We've created an attachment to one of our page views that uses the glossary mode. As you can see in the attached picture that there is a character missing in the attachment. Sometimes the character that shows is Å and sometimes it's just A. Any ideas about this issue?
| Comment | File | Size | Author |
|---|---|---|---|
| Picture 1.png | 36.69 KB | snowball43 |
Comments
Comment #1
merlinofchaos commentedI believe that the collation on the database makes the A and Å appear to be the same character to SQL, even though they are not the same character to PHP. I'm not actually sure how to deal with issues like this.
Comment #2
snowball43 commentedSo the generating of the glossary mode is done via SQL?
Comment #3
merlinofchaos commentedYes, it uses a SQL SUBSTR command on the field, which I assume is the node.title field in this case.
Comment #4
karens commentedThis is just a shot in the dark, totally untested, but I ran into an issue like this on translated dates and it was the LENGTH that was the problem, not the SUBSTR. I took a quick look at the MYSQL manual and it looks like SUBSTR is multi-byte safe but LENGTH is not. You may be able to swap CHAR_LENGTH instead into the SQL to see if that fixes it.
Comment #5
snowball43 commentedThe problem appears that the GROUP BY doesn't recognize the difference in the characters. So if we can group by something that is more specific such as ORD.

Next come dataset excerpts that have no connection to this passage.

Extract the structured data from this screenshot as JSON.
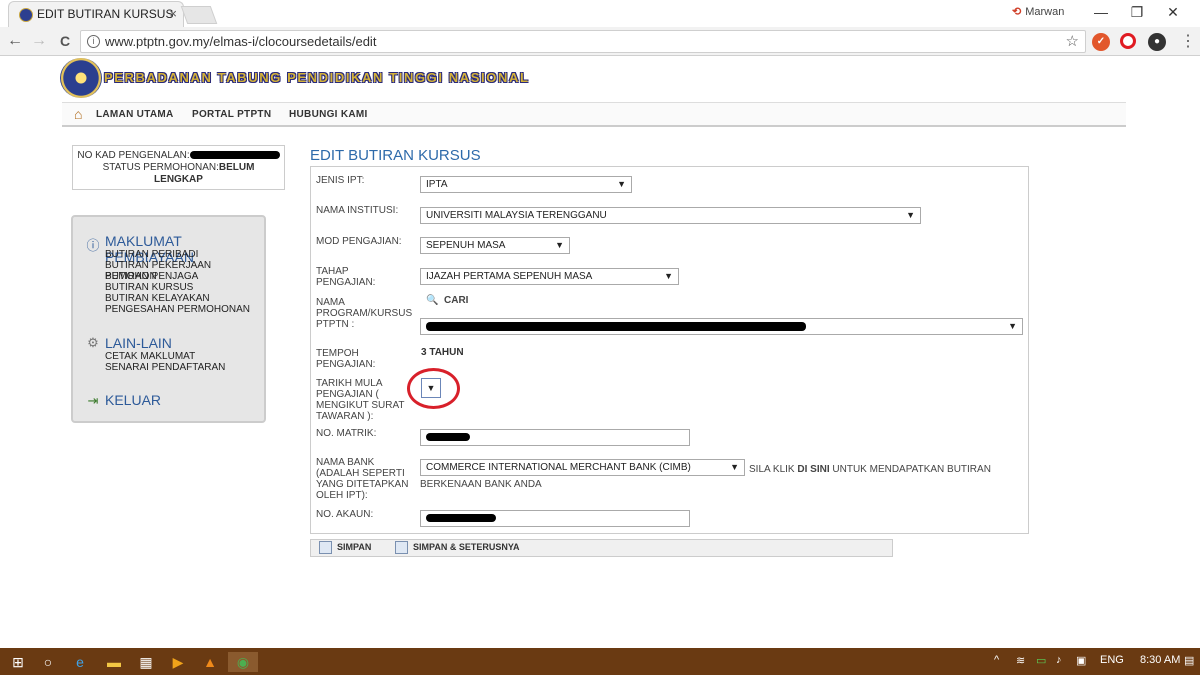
{
  "browser": {
    "tab_title": "EDIT BUTIRAN KURSUS",
    "tab_close": "×",
    "user_name": "Marwan",
    "url": "www.ptptn.gov.my/elmas-i/clocoursedetails/edit",
    "back": "←",
    "forward": "→",
    "reload": "C",
    "star": "☆",
    "menu": "⋮",
    "minimize": "—",
    "restore": "❐",
    "close": "✕"
  },
  "header": {
    "org_name": "PERBADANAN TABUNG PENDIDIKAN TINGGI NASIONAL"
  },
  "nav": {
    "home": "LAMAN UTAMA",
    "portal": "PORTAL PTPTN",
    "contact": "HUBUNGI KAMI"
  },
  "userbox": {
    "id_label": "NO KAD PENGENALAN:",
    "status_label": "STATUS PERMOHONAN:",
    "status_value_1": "BELUM",
    "status_value_2": "LENGKAP"
  },
  "sidebar": {
    "section1_title": "MAKLUMAT PEMBIAYAAN",
    "section1_items": [
      "BUTIRAN PERIBADI",
      "BUTIRAN PEKERJAAN PEMOHON",
      "BUTIRAN PENJAGA",
      "BUTIRAN KURSUS",
      "BUTIRAN KELAYAKAN",
      "PENGESAHAN PERMOHONAN"
    ],
    "section2_title": "LAIN-LAIN",
    "section2_items": [
      "CETAK MAKLUMAT",
      "SENARAI PENDAFTARAN"
    ],
    "section3_title": "KELUAR"
  },
  "form": {
    "title": "EDIT BUTIRAN KURSUS",
    "jenis_ipt_label": "JENIS IPT:",
    "jenis_ipt_value": "IPTA",
    "institusi_label": "NAMA INSTITUSI:",
    "institusi_value": "UNIVERSITI MALAYSIA TERENGGANU",
    "mod_label": "MOD PENGAJIAN:",
    "mod_value": "SEPENUH MASA",
    "tahap_label_1": "TAHAP",
    "tahap_label_2": "PENGAJIAN:",
    "tahap_value": "IJAZAH PERTAMA SEPENUH MASA",
    "program_label_1": "NAMA",
    "program_label_2": "PROGRAM/KURSUS",
    "program_label_3": "PTPTN :",
    "cari": "CARI",
    "tempoh_label_1": "TEMPOH",
    "tempoh_label_2": "PENGAJIAN:",
    "tempoh_value": "3 TAHUN",
    "tarikh_label_1": "TARIKH MULA",
    "tarikh_label_2": "PENGAJIAN (",
    "tarikh_label_3": "MENGIKUT SURAT",
    "tarikh_label_4": "TAWARAN ):",
    "matrik_label": "NO. MATRIK:",
    "bank_label_1": "NAMA BANK",
    "bank_label_2": "(ADALAH SEPERTI",
    "bank_label_3": "YANG DITETAPKAN",
    "bank_label_4": "OLEH IPT):",
    "bank_value": "COMMERCE INTERNATIONAL MERCHANT BANK (CIMB)",
    "bank_note_1": "SILA KLIK",
    "bank_note_link": "DI SINI",
    "bank_note_2": "UNTUK MENDAPATKAN BUTIRAN",
    "bank_note_3": "BERKENAAN BANK ANDA",
    "akaun_label": "NO. AKAUN:",
    "arrow": "▼"
  },
  "buttons": {
    "save": "SIMPAN",
    "save_next": "SIMPAN & SETERUSNYA"
  },
  "taskbar": {
    "lang": "ENG",
    "time": "8:30 AM"
  }
}
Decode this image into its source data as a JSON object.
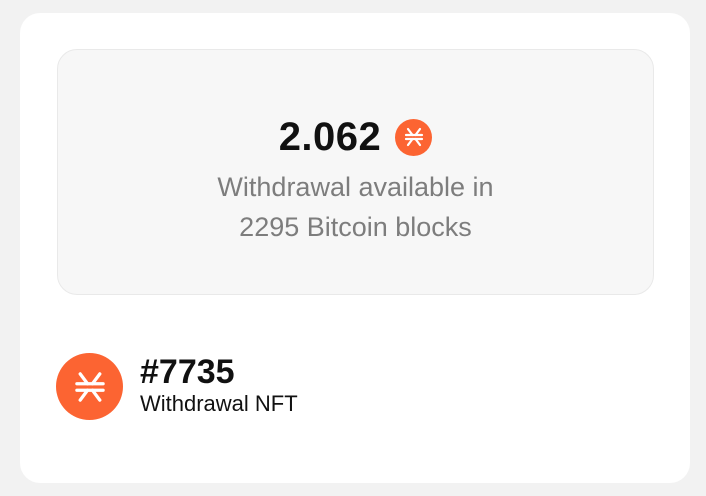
{
  "balance": {
    "amount": "2.062",
    "token_icon": "stx-icon",
    "withdraw_line1": "Withdrawal available in",
    "withdraw_line2": "2295 Bitcoin blocks"
  },
  "nft": {
    "icon": "stx-icon",
    "id": "#7735",
    "label": "Withdrawal NFT"
  },
  "colors": {
    "accent": "#fc6432",
    "muted_text": "#7d7d7d",
    "panel_bg": "#f7f7f7",
    "page_bg": "#f2f2f2"
  }
}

I've tested this a little by copying the query presented in the preview section of the edit view screen and tweaking it and running the query from Navicat. I added a field to the SELECT using ORD on the field to group by and changing the GROUP BY value to the name specified for the ORD field.
Note: I'm using MySQL, and I'm not sure if ORD is a globally acceptable SQL function.
Comment #6
wojtha commentedI had same issue with Czech letters (ĚŠČŘŽÝÁÍÉŮ etc). There is a solution: you need to change table column comparison function in your database.
In MySQL & Drupal are comparison function of text columns set to "utf8_general_ci" by default. When I changed it to our language specific function "utf8_czech_ci", all (present) variants of letters appeared. Binary comparison function - utf8_bin - is maybe universal solution for that, but you loose language specific sorting.
Comment #7
esmerel commentedThis seems like something that should go into documentation, or request some help from the internationalization teams to see if anyone there has a good idea for dealing with this.
Comment #8
esmerel commentedAdding tag
Comment #9
bojanz commentedutf8_general_ci sucks for many languages.
Cyrilic or arabian are pretty broken, for example. In those cases, utf8_unicode_ci is used.
utf8_unicode_ci supports everything, but is slower.
Comment #10
iamjon commentedClosing from a lack of activity.Please feel free to reopen.